In the aftermath of the Rising, the Lloyd George Negotiations recommended the proposals that had been formalised pre War, compromise, in the form of partition. Both Redmond and Carson accepted the partition, although the ambiguity of what was on offer, resulted in the Collapse of negotiations.
In a British parliamentary context, Partition was inevitable, as the Conservative Party eventually strengthened their power and influence. In 1914, the Liberal government ruled the United Kingdom; in 1915 the Conservatives became a minority in coalition; in 1916 they became preponderant when the Liberals split; and after 1918 they were the dominant party in Government. Power had shifted from the allies of Irish Nationalists to the allies of Ulster Unionism.

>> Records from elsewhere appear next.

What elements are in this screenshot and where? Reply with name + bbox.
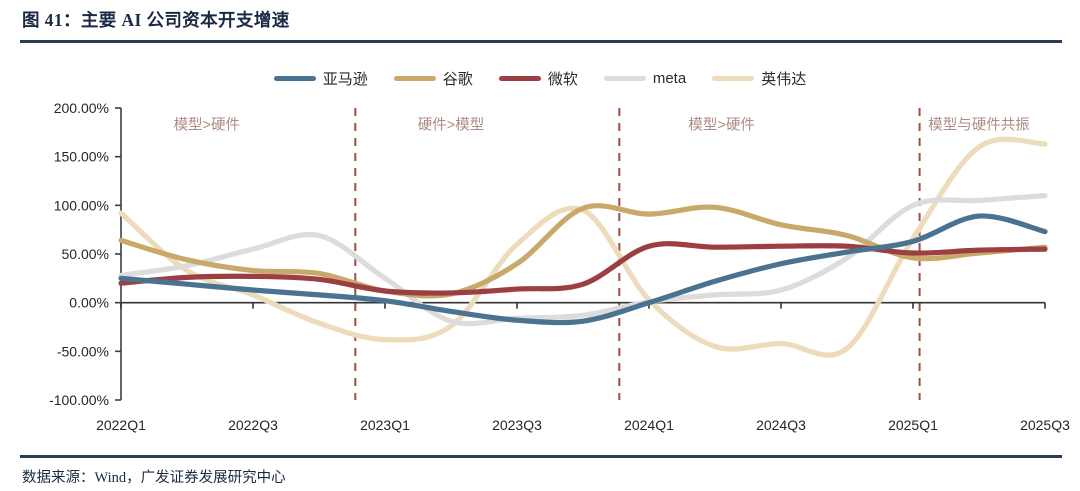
legend-item-3[interactable]: meta xyxy=(603,69,687,87)
x-axis-tick-label: 2023Q1 xyxy=(360,417,410,433)
phase-annotation-3: 模型与硬件共振 xyxy=(928,116,1030,133)
figure-title-bar: 图 41：主要 AI 公司资本开支增速 xyxy=(0,0,1080,44)
y-axis-tick-label: 150.00% xyxy=(54,149,109,165)
x-axis-tick-label: 2023Q3 xyxy=(492,417,542,433)
page-title: 图 41：主要 AI 公司资本开支增速 xyxy=(22,10,290,30)
legend-color-swatch xyxy=(603,75,646,81)
legend-color-swatch xyxy=(273,75,316,81)
legend-item-4[interactable]: 英伟达 xyxy=(712,68,806,89)
y-axis-tick-label: -50.00% xyxy=(57,343,109,359)
legend-item-label: 微软 xyxy=(547,70,578,88)
legend-item-label: 亚马逊 xyxy=(322,70,368,88)
series-line-亚马逊 xyxy=(118,213,1048,326)
legend-item-label: meta xyxy=(652,69,687,87)
series-line-meta xyxy=(118,193,1048,327)
series-line-微软 xyxy=(118,241,1048,296)
y-axis xyxy=(115,107,122,401)
x-axis-tick-labels: 2022Q1 2022Q3 2023Q1 2023Q3 2024Q1 2024Q3 2025… xyxy=(96,417,1070,433)
y-axis-tick-label: 100.00% xyxy=(54,197,109,213)
footer-divider-rule xyxy=(20,455,1062,458)
x-axis xyxy=(120,302,1046,309)
x-axis-tick-label: 2022Q1 xyxy=(96,417,146,433)
x-axis-tick-label: 2022Q3 xyxy=(228,417,278,433)
phase-annotation-0: 模型>硬件 xyxy=(174,116,240,133)
phase-annotation-1: 硬件>模型 xyxy=(418,116,484,133)
y-axis-tick-label: 0.00% xyxy=(69,295,109,311)
y-axis-tick-labels: 200.00% 150.00% 100.00% 50.00% 0.00% -50.00% -… xyxy=(49,100,109,408)
legend-color-swatch xyxy=(498,75,541,81)
x-axis-tick-label: 2024Q1 xyxy=(624,417,674,433)
legend-color-swatch xyxy=(393,75,436,81)
annotation-labels: 模型>硬件 硬件>模型 模型>硬件 模型与硬件共振 xyxy=(174,116,1030,133)
data-source-note: 数据来源：Wind，广发证券发展研究中心 xyxy=(22,470,286,486)
chart-legend: 亚马逊 谷歌 微软 meta 英伟达 xyxy=(0,64,1080,92)
x-axis-tick-label: 2025Q3 xyxy=(1020,417,1070,433)
chart-plot-area: 模型>硬件 硬件>模型 模型>硬件 模型与硬件共振 200.00% 150.00% 100… xyxy=(0,96,1080,446)
legend-item-2[interactable]: 微软 xyxy=(498,68,578,89)
y-axis-tick-label: 50.00% xyxy=(62,246,109,262)
y-axis-tick-label: 200.00% xyxy=(54,100,109,116)
title-divider-rule xyxy=(20,40,1062,43)
legend-item-1[interactable]: 谷歌 xyxy=(393,68,473,89)
x-axis-tick-label: 2025Q1 xyxy=(888,417,938,433)
series-line-英伟达 xyxy=(118,136,1048,358)
legend-color-swatch xyxy=(712,75,755,81)
series-lines xyxy=(118,136,1048,358)
divider-lines xyxy=(354,108,921,400)
legend-item-label: 英伟达 xyxy=(761,70,807,88)
line-chart-svg: 模型>硬件 硬件>模型 模型>硬件 模型与硬件共振 200.00% 150.00% 100… xyxy=(49,100,1070,433)
legend-item-0[interactable]: 亚马逊 xyxy=(273,68,368,89)
legend-item-label: 谷歌 xyxy=(442,70,473,88)
x-axis-tick-label: 2024Q3 xyxy=(756,417,806,433)
phase-annotation-2: 模型>硬件 xyxy=(688,116,754,133)
y-axis-tick-label: -100.00% xyxy=(49,392,109,408)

Lloyd George, the Prime Minster, a supporter of partition since 1912, was responsible for the fourth Home Rule Bill, the Government of Ireland Act, 1920 with a heavily weighted Ulster Unionist alliance including Walter Long.
It would be irrational to attribute the Easter Rising solely to the partition of Ireland. I believe the partition of Ireland was already in motion, the political dynamics existent from 1912 created a partitionist mind-set making it a potential solution to the unsolvable Irish question. The British Government had introduced the concept of partition in 1912 and made the concept a functional reality – the partition foundations were laid, as the crisis unfolded, the building structure was added. The partitionist proposals pre-Rising, became the accepted solution post-Rising. By 1921, Unionists who opposed partition, ten years earlier, and whom the concept gradually evolved, were only more than willing to operate within an area of their choice.